All numerical analysis and data processing was done offline using custom code written in Matlab (2017, The MathWorks). Recording with the 700B/Digidata setup used the AxoScope software (Molecular Devices). Real-time event detection was done on the MOM. Plotting and recoding of data was done with custom software termed the Pore Operating Program (POP, Python). Events were flagged and extracted if any sample fell below 6 times the standard deviation (σ) of the open channel signal, with σ computed using 500 event-free samples and computed once for every 500,000 sample window. Each extracted event contains: (i) all samples adjacent to the sample(s) below 6σ up to the first samples below 1σ, and (ii) adding 200 samples prior to and after each event.
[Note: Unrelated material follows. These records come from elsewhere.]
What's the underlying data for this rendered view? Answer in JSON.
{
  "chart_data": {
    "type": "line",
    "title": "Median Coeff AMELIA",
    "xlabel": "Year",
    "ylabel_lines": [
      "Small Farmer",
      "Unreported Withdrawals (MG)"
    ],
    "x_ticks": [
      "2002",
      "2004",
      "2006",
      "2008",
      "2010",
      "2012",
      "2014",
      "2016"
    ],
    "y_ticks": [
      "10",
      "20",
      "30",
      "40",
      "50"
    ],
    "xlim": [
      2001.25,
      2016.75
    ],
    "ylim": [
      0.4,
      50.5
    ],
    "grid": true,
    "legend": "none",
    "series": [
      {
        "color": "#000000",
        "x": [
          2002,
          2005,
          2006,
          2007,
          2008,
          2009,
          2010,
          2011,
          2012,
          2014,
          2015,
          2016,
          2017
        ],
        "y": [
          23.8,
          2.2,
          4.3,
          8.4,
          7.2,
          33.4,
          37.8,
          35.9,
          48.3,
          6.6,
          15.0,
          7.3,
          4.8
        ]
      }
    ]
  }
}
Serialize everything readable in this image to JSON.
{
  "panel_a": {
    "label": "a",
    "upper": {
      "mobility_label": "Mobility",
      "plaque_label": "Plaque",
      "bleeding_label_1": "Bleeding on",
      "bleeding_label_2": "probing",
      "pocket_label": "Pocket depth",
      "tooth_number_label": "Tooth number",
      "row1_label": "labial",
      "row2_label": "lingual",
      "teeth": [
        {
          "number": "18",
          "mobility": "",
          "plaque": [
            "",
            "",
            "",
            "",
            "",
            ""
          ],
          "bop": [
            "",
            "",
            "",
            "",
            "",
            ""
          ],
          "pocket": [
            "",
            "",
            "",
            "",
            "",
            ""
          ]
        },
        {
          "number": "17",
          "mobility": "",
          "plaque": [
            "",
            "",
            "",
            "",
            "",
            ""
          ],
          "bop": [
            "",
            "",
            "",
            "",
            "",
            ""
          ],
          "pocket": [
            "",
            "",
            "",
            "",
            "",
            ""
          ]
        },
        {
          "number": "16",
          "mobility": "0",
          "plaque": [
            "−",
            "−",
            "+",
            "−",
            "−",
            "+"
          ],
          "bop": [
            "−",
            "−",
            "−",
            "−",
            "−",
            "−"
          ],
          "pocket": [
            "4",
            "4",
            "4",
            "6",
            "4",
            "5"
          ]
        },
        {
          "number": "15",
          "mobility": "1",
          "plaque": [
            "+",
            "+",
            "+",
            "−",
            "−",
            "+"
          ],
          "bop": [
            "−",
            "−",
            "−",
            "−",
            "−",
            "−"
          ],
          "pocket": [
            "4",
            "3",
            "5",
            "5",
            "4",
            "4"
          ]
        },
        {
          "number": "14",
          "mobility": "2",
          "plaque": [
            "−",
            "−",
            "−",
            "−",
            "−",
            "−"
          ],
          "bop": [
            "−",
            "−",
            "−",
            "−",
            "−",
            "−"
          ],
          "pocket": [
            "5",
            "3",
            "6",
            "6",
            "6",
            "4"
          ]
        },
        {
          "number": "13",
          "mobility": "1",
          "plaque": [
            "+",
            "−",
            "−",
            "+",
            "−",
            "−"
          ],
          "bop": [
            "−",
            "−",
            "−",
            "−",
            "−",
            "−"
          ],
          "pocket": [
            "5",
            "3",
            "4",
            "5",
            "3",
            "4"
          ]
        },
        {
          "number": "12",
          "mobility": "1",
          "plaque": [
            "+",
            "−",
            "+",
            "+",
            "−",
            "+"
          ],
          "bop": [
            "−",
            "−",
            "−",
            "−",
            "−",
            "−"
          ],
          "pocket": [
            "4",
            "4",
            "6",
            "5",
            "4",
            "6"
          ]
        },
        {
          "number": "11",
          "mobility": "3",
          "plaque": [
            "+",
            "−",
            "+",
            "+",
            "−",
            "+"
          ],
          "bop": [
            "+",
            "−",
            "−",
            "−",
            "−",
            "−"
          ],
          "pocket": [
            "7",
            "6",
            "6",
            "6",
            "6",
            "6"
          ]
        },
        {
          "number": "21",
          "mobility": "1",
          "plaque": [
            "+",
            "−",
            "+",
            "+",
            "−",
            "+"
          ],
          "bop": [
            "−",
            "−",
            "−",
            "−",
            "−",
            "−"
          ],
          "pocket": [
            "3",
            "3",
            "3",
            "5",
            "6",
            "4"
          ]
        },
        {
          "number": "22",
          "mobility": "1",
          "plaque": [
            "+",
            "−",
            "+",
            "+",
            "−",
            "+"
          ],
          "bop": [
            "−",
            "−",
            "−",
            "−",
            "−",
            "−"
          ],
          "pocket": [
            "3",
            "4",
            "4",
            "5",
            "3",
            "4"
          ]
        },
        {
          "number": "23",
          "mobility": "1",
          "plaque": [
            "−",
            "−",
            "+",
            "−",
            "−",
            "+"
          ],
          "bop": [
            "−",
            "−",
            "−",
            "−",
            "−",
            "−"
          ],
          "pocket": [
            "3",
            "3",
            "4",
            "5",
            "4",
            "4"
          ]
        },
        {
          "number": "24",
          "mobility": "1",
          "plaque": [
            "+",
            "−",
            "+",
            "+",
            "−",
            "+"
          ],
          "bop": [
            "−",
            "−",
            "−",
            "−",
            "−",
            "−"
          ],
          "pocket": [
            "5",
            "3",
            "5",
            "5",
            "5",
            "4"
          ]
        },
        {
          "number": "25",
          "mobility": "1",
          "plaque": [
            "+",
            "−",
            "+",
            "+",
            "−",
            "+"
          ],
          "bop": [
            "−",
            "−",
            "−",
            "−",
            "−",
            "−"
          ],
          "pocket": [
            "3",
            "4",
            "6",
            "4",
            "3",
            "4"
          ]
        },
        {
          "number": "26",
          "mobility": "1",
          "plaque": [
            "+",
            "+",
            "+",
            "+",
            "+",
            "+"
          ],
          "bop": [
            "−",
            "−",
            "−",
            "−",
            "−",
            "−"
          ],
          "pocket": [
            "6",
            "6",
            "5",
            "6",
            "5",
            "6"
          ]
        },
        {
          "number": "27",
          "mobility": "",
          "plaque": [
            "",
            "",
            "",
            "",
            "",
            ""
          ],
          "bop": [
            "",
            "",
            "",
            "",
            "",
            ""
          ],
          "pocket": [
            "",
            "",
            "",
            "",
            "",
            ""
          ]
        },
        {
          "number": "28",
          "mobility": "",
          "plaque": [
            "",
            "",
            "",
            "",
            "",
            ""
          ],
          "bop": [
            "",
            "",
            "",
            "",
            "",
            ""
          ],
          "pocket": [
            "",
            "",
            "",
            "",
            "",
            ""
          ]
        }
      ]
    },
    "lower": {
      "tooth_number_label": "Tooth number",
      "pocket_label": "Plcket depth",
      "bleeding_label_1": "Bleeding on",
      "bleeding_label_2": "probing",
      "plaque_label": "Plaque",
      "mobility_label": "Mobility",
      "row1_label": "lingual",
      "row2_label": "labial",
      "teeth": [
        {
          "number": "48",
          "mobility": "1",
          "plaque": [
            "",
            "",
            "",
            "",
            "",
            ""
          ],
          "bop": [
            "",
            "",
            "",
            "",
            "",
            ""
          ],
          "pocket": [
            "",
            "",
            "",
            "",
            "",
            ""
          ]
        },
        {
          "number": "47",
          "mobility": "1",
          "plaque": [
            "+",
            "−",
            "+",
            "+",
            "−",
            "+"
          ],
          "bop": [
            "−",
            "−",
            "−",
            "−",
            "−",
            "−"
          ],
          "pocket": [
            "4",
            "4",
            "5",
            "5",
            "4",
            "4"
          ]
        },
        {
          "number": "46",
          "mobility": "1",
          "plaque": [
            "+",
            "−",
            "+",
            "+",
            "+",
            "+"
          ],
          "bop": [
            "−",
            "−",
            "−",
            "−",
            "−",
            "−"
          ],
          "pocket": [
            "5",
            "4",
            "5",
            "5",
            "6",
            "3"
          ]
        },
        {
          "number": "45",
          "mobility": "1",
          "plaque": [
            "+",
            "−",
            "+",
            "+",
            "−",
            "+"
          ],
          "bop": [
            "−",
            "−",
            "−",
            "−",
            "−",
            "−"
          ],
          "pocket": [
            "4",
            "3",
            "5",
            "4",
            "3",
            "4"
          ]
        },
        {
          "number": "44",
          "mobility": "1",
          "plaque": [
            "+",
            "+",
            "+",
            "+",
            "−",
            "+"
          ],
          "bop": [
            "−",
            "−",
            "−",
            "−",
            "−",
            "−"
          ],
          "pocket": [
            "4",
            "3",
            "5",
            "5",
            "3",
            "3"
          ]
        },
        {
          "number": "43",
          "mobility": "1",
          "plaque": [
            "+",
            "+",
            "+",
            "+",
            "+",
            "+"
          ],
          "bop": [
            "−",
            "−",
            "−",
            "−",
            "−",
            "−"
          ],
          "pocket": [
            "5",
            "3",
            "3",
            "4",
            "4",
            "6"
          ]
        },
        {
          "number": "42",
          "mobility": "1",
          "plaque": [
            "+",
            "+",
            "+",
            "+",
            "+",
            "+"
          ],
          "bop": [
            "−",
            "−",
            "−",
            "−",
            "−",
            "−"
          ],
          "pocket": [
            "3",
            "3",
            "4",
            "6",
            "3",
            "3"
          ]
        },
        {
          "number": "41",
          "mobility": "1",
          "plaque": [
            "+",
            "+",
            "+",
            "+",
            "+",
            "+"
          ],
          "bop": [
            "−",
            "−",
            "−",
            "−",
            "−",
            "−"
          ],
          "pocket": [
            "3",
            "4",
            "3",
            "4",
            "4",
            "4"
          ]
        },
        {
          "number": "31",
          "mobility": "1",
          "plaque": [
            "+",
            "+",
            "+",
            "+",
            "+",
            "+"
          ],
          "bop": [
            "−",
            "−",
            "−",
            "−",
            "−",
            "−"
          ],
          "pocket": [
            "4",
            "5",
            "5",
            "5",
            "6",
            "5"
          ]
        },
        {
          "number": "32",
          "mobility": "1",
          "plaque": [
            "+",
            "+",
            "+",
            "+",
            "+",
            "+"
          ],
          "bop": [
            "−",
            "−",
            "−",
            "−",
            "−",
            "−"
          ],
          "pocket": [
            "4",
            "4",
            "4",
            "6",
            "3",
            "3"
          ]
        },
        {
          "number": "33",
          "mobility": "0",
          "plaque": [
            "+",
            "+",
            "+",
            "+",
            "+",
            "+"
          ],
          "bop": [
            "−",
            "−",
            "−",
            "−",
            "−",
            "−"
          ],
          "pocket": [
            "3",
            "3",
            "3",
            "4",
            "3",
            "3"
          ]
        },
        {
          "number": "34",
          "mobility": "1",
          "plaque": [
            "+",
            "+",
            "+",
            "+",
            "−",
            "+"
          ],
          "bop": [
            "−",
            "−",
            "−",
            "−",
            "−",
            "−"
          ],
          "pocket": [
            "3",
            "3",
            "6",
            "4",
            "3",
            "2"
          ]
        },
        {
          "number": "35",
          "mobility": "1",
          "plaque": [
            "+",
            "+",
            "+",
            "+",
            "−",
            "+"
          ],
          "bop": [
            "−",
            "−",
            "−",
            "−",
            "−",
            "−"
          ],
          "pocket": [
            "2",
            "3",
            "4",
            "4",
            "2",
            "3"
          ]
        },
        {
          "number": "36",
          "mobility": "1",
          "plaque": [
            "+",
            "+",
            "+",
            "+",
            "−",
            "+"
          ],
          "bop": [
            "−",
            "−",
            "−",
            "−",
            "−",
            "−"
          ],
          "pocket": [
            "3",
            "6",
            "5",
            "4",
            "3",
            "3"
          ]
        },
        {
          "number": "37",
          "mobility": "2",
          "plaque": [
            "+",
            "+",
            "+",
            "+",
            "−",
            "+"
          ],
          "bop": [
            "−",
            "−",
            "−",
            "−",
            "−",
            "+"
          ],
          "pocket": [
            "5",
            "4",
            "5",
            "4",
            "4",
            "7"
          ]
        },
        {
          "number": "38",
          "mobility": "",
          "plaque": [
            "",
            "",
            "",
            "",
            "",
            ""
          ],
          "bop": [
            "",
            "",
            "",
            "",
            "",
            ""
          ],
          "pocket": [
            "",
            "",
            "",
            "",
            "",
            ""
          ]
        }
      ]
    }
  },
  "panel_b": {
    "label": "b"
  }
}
Extracted events were rejected from subsequent analysis if they do not return to within 1σ (e.g., by truncation during data recording), or if the noise exceeds 3σ in the adjacent (open channel) samples. The open channel conductance values were used to track the evolution of the estimated nanopore size³⁶. The reported event duration is the time-width at half maximum depth. Each open channel duration is the time between every pair of kept extracted events, and these durations were used to compute the capture rate by fitting an exponential distribution to the data. The same fitting method was applied for the subset of tagged events to quantify tagged capture rate, where reported and modeled. The mathematical methods for assigning a positive result for target detection, the corresponding time-to-positive, and for quantification of target concentration are detailed in the Supplementary Information.